Curried Butternut and Apples

One of my favorite things about winter is winter squash.  The fact that acorns and butternuts, kobacha, and spaghetti squash are plentiful and cheap is a wonderful thing.

Actually, wait, it’s not one of the things i like about winter, it’s the thing i like about winter.  Cold weather and the sun setting at 6 PM — who can stand this?  At least i have yummy squash to help me get through the cold* darkness.

The only problem being that the squash are pretty big — one of them is more than Minos and i can eat in one meal.  So we chop them in half, and use each half separately.

This recipe came from the Vegetarian Times website.  If you follow the link, you will notice that the recipe there sounds almost dessert-like.  It seemed too sweet to me, but i thought the flavors sounded good together, so here is what i did with this.

CBA_ing

Ingredients
1 cup couscous
1 cup water
1 tbsp coconut milk powder
1 tbsp ghee
3 currry leaves
5 sage leaves
1 tbsp nigella
1/2 medium red onion
1 small jalapeno
1/2 butternut squash — about 2 cups cut into 1/2 inch cubes
1 granny smith, cut into cubes about 1/2 the size of the squash pieces
2 tsp of sambar (curry) powder
1 tsp of cayenne (optional)

Directions
1.  Bring the cup of water to a boil and add the coconut powder.  Add in the cous cous and stir, then reduce to a simmer.  Cook about 10 minutes.

2.  Heat the ghee, and add the curry and sage leaves. Fry on medium low heat about two minutes.
CBA_curyleaf

3.  Add the nigella, onion, and jalapeno.  Fry until the onion starts to turns transparent.

4.  Add in the squash and the apple.  Fry for about 20 minutes, stirring occasionally.
CBA_chbopped

5.  Add in the sambar or curry powder, and cayenne if using.
CBA_fried

6.  To plate, put a scoop of couscous on one side, and fill the rest with the curry.  Garnish with cilantro and/or green onion.
CBA_done

Word of caution
Mise en place is your friend.  it means, literally, “putting in place”, and is a shorthand reminder to get all of your ingredients — including spices, ready beforehand.

If you look at the ingredients picture you will notice that it does not include all of the listed ingredients.  I forgot to get down the spices.  I was cooking the dish and suddenly remembered that i wanted add sambar powder, and i reached into the cabinet and grabbed the jar of red powder and sprinkled some on.  Then i thought, “Wait, didn’t i tape the label from the spice bag onto the jar of sambar powder”?  A quick check showed that i did, so i tasted the red powder i sprinkled.  It was cayenne.

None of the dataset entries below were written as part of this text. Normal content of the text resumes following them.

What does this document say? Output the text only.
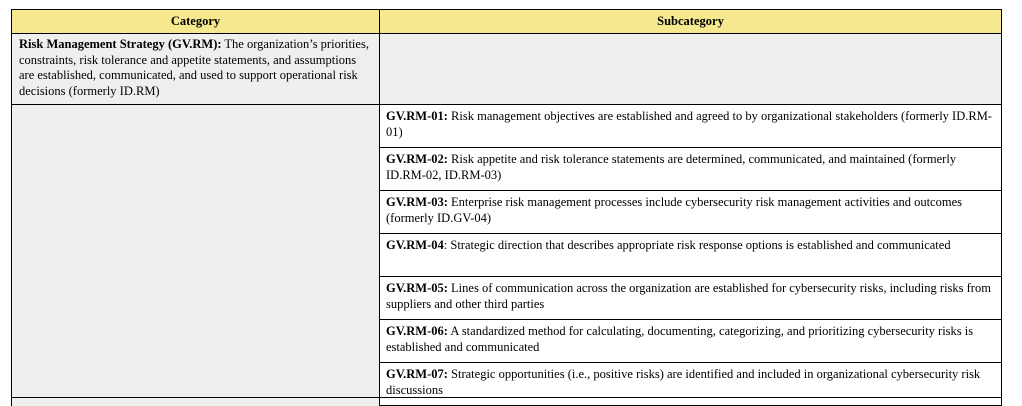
Category	Subcategory
Risk Management Strategy (GV.RM): The organization’s priorities, constraints, risk tolerance and appetite statements, and assumptions are established, communicated, and used to support operational risk decisions (formerly ID.RM)	
	GV.RM-01: Risk management objectives are established and agreed to by organizational stakeholders (formerly ID.RM-01)
	GV.RM-02: Risk appetite and risk tolerance statements are determined, communicated, and maintained (formerly ID.RM-02, ID.RM-03)
	GV.RM-03: Enterprise risk management processes include cybersecurity risk management activities and outcomes (formerly ID.GV-04)
	GV.RM-04: Strategic direction that describes appropriate risk response options is established and communicated
	GV.RM-05: Lines of communication across the organization are established for cybersecurity risks, including risks from suppliers and other third parties
	GV.RM-06: A standardized method for calculating, documenting, categorizing, and prioritizing cybersecurity risks is established and communicated
	GV.RM-07: Strategic opportunities (i.e., positive risks) are identified and included in organizational cybersecurity risk discussions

The overall effect is that this ended up being a little hotter than i had intended.  Minos had to put some raita in her serving in order to be able to stand it.

So, learn from my mistake people:  get all of your ingredients, including spices, ready before you start.  Mise en place!

Verdict
Aside from the fieriness, how was this?  Excellent!  The couscous had just a hint of coconut flavor without any of that greasiness that sometimes happens when you use real coconut milk.

Please note that i used chunky Israeli couscous, not the fine grained stuff.  You might need a little more coconut milk powder if you are using a finer couscous.

The squash was excellent — the hint of sage and curry leaf and the cinnamon in the Sambar powder all combined wonderfully, and the sweet tartness of the apples just made it all better.

The flavor blend here was excellent

 

*True Confession:  We live in The South, so when i say cold i mean “It gets down to close to freezing a few nights of the week.”  I still hate it.